Meals consumed in the sunny Mediterranean have been linked to stronger bones, healthier hearts and increased life expectancy, and reduced risk for diabetes and high blood pressure.

Now you can add to the ever-expanding list of reasons why you should follow the Mediterranean diet and reduce the risk of dementia.

A new study, presented at the International Association of Alzheimer’s in London, states that the elderly following the Mediterranean diet reduced the risk of developing dementia by one-third.

“Nutrition based on the consumption of plant products has been associated with a better cognitive function and a reduction in the risk of cognitive impairment, during aging, from 30% to 35%,” said Claire McEvoy, Department of Medicine, University of the California, in San Francisco.

McEvoy stressed that because the study was conducted in a nationally representative sample of the older population, “findings are important for the general population as well”. “The activity of our genes depends to a large extent on four main factors: nutrition, exercise, sleep and stress management,” said Rudolph Tanzi, one of the scientists involved in the research. “Maybe diet is the most important of these factors.”

McEvoy’s study investigated the dietary habits of about 6,000 elderly US residents, with an average age of 68 years. Taking into account age, gender, race, educational level, lifestyle and health problems – such as obesity, hypertension, diabetes, depression, smoking and physical inactivity – the researchers found that those who followed the Mediterranean diet, had a 30-35% lower risk of cognitive impairment.

The more people have had these eating habits, the better cognition they have shown, McEvoy said. While he continued by saying that even those who were not fully committed to the Mediterranean diet showed benefits, but to a much lesser extent and showed less chance of cognitive decline symptoms, by 18%.
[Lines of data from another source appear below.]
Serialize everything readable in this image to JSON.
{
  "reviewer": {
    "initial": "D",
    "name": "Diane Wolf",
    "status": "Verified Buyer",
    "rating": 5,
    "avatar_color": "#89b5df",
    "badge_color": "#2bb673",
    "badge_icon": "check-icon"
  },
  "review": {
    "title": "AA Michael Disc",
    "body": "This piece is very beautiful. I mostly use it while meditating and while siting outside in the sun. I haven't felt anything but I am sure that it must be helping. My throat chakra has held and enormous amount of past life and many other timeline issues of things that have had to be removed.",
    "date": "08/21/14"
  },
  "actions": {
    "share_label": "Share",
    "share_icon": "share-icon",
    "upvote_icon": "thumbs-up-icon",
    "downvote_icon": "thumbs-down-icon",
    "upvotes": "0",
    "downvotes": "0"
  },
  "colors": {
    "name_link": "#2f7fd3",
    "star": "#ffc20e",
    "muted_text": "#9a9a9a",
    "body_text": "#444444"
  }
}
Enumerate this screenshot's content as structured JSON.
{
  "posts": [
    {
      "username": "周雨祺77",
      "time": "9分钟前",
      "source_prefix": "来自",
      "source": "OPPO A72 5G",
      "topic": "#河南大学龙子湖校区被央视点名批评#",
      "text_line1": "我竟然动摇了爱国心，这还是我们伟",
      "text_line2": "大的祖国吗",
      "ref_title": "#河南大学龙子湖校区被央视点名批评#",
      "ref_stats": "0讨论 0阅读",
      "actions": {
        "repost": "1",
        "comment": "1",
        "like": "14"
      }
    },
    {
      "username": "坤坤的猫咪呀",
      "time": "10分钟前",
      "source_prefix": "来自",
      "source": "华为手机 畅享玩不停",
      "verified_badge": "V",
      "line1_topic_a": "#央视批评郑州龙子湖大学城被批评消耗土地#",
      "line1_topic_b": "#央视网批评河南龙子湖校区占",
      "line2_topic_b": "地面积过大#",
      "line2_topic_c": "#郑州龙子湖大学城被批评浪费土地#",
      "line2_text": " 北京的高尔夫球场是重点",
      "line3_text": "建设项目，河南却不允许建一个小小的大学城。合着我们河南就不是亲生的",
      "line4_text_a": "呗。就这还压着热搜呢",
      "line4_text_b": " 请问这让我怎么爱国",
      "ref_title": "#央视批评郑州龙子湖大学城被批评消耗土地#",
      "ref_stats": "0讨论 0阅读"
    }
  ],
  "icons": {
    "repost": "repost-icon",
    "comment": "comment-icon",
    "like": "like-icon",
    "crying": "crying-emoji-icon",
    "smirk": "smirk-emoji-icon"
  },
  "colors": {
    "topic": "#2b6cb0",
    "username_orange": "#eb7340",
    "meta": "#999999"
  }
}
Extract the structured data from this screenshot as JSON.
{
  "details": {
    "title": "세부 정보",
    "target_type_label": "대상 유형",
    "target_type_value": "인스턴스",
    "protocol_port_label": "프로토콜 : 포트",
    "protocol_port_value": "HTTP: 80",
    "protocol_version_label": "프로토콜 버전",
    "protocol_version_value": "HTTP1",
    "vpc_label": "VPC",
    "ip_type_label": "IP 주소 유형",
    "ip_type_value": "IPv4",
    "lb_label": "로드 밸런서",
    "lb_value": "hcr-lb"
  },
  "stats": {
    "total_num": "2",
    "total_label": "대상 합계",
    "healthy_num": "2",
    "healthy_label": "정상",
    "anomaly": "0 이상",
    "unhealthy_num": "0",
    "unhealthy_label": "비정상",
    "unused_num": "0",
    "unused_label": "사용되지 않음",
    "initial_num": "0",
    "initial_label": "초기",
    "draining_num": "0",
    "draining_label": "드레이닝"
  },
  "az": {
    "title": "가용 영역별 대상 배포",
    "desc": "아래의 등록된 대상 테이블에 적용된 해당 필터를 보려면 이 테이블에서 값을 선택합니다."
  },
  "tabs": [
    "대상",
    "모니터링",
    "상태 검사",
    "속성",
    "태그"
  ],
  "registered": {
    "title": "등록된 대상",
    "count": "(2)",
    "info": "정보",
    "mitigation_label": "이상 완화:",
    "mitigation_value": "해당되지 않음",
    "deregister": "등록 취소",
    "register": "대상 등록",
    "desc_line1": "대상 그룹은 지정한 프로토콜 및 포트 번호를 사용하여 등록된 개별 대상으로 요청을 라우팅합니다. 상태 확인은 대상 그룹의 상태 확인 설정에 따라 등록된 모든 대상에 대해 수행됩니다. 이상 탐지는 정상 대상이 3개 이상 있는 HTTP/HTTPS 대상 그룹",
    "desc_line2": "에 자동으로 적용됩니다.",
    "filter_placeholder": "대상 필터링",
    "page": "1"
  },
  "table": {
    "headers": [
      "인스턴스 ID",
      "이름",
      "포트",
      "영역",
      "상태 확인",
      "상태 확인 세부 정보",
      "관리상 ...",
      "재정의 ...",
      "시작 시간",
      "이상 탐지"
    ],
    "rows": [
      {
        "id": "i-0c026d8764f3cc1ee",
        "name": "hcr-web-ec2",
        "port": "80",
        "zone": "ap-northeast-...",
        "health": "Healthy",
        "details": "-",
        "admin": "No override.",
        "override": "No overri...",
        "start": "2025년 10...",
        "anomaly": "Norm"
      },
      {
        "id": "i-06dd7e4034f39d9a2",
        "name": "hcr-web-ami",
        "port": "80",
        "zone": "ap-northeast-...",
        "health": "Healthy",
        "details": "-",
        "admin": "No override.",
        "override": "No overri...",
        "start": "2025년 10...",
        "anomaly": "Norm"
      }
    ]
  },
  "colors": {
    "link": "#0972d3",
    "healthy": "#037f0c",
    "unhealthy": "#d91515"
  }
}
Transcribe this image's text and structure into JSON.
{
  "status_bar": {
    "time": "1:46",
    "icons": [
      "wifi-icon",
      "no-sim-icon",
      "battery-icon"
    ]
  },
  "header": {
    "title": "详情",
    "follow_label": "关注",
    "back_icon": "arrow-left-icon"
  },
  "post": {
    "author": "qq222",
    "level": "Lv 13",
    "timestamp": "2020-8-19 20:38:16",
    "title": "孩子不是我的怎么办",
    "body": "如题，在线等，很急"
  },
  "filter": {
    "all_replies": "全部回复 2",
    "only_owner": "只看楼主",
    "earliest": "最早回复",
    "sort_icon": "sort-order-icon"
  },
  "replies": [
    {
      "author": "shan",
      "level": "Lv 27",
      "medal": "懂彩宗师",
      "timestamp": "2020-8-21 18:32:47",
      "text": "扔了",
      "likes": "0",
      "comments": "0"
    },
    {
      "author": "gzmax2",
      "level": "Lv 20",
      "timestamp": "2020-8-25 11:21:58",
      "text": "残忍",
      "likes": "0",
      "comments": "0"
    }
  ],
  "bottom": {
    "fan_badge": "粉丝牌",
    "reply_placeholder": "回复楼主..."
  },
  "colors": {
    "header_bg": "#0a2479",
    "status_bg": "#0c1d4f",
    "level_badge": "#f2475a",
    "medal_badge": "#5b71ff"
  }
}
What’s the Mediterranean diet

The Mediterranean diet is simple, with the food consumed during each meal being mainly fruits and vegetables, whole grains, beans and grains, with a great emphasis on virgin olive oil. Anyone who intends to follow this diet must bid farewell to processed sugar and flour as well as bad fats like butter. Meat is not an essential ingredient in the diet and, instead, it is the consumption of eggs, dairy products and poultry, but in quite limited quantities. The fish, however, is in a prominent position.